For instance, in the limited freedom we now enjoy under our current government, I have made many choices: some good, some bad. I have made choices which made me money, lost me money, landed me in jail, elected me to office, ostracized me from one group or another, alienated myself from my own family, gained me a wonderful wife, ruined my credit, helped my credit, etc., etc. These are all choices I've made and all carry consequences for which I am accountable and have dealt with on my own.

In short, libertarian thought includes the consequences for actions, but does not understand the idea of "entitlement" or "social safety nets" to shield people from the consequences of their own actions. Choices are useless if the outcome is not yours to bear, good or ill.

And from Dale:
I have yet to comprehend what the Reverend, or anyone else for that matter, means by "responsibility" or "social responsibility." [Aaron's note: the minister's remarks mentioned only "responsibility"] Responsibility to whom? The collective? The collective good? Who decides what that is? Even if the distillation of that definition was a truly democratic process (it never is), what evidence from history suggests that placing authority for the disposition of wealth (the means to do things "collectively") in the hands of the collective is likely to yield a benign outcome?

History suggests that collective human endeavor, when brought about through the use of coercion has, in fact, almost always produced malignant results. The problem is in the acceptance of the concept of the "collective" in the first place. There is no such entity. There are only groupings of individuals. A faction of the individuals in any "collective", regardless of the original mission of the group, will always seek supremacy over the group's other members. The compulsion to dominate other men, and the ready, institutionalized means of doing so, have always proven to be too great a temptation -- George Washington being the exception to the rule. Its called human nature. When the thugs take over, the original intent of the collective becomes superfluous. This is part is called gang rule.

The only preventative to this evolution (an evolution that has been documented hundreds of times in our lifetimes alone) is the removal of coercion from the process. Without the threat of brute force, no "collective" action that does not serve the interest of the participating individuals can be perpetuated. The institution that serves as the guarantor of this prohibition on force (more accurately, the prohibition of the initiation of force) is private property. What was it that Ayn Rand said? "Without property rights, there can be no human rights." Without the institution of private property, whatever its inherent inequities, there can be no permanent rule of law. Instead, there is the rule of despots and the bureaucrat bastards that serve them.

Does making private property sacrosanct guarantee the process of social evolution -- you know, the path to the holy grail of every Democrat utopian? Who knows? And, if it inhibits the process of social devolution (progressivism), which we are now in the thick of, who cares.

If society is going to evolve, like the education of an individual, the process will advance on the basis of personal volition -- not by dint of social engineering forced on us by a "guiding class." What the institution of private property can do, despite all the societal warts that it may fail to remove, is keep the gulags from being established and filled up. If all that we accomplish as a generation is the avoidance of the mass internment of dissidents and "unreliables", we will have exceeded the generations before us by light years.

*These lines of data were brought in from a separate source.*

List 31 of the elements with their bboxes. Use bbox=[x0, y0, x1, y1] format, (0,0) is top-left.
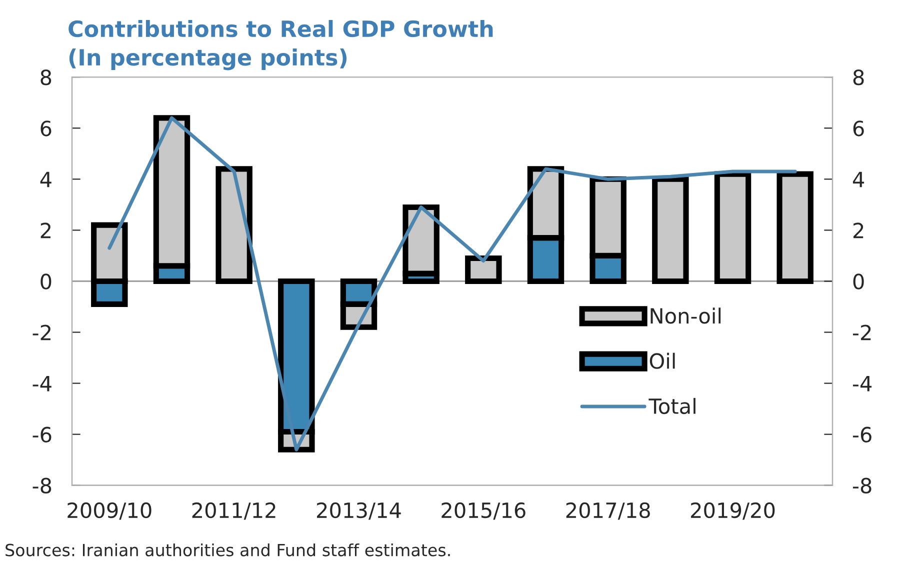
y2-tick-label: 6 bbox=[853, 120, 864, 136]
x-tick-label: 2017/18 bbox=[566, 502, 650, 520]
legend-label: Non-oil bbox=[650, 308, 721, 324]
y-tick-label: 0 bbox=[40, 274, 52, 290]
y2-tick-label: 8 bbox=[853, 70, 864, 86]
y-tick-label: 8 bbox=[40, 70, 52, 86]
y2-tick-label: 2 bbox=[853, 222, 864, 238]
y-tick-label: -6 bbox=[32, 426, 52, 443]
y-tick-label: -8 bbox=[32, 478, 52, 494]
x-tick-label: 2013/14 bbox=[317, 502, 401, 520]
y-tick-label: -2 bbox=[32, 324, 50, 340]
x-tick-label: 2019/20 bbox=[691, 502, 775, 520]
y2-tick-label: -4 bbox=[852, 376, 872, 392]
y2-tick-label: -2 bbox=[852, 324, 871, 340]
y2-tick-label: 0 bbox=[853, 274, 864, 290]
chart-title: Contributions to Real GDP Growth bbox=[68, 20, 493, 38]
legend-label: Total bbox=[648, 398, 696, 414]
x-tick-label: 2015/16 bbox=[442, 502, 526, 520]
y-tick-label: -4 bbox=[32, 376, 52, 392]
legend-label: Oil bbox=[650, 352, 675, 369]
x-tick-label: 2011/12 bbox=[192, 502, 276, 520]
y2-tick-label: 4 bbox=[852, 172, 864, 188]
chart-subtitle: (In percentage points) bbox=[69, 48, 347, 70]
y-tick-label: 2 bbox=[40, 222, 50, 238]
line-series bbox=[108, 116, 797, 452]
y2-tick-label: -6 bbox=[852, 426, 872, 443]
source-note: Sources: Iranian authorities and Fund staff estimates. bbox=[6, 543, 450, 556]
y-tick-label: 4 bbox=[40, 172, 52, 188]
x-tick-label: 2009/10 bbox=[68, 502, 152, 520]
y-tick-label: 6 bbox=[40, 120, 52, 136]
y2-tick-label: -8 bbox=[852, 478, 872, 494]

How many more hundred millions are going to have to die before the statists/altruists among us apprehend the lesson of history: Consolidated government is the bane of mankind!

I am responsible to no man for the welfare of himself, his family or anyone else -- until I do him harm. Only I can designate what is my responsibility. Until someone can prove that I interfered with his prerogatives, the prerogative to determine my own responsibilities must remain solely with me.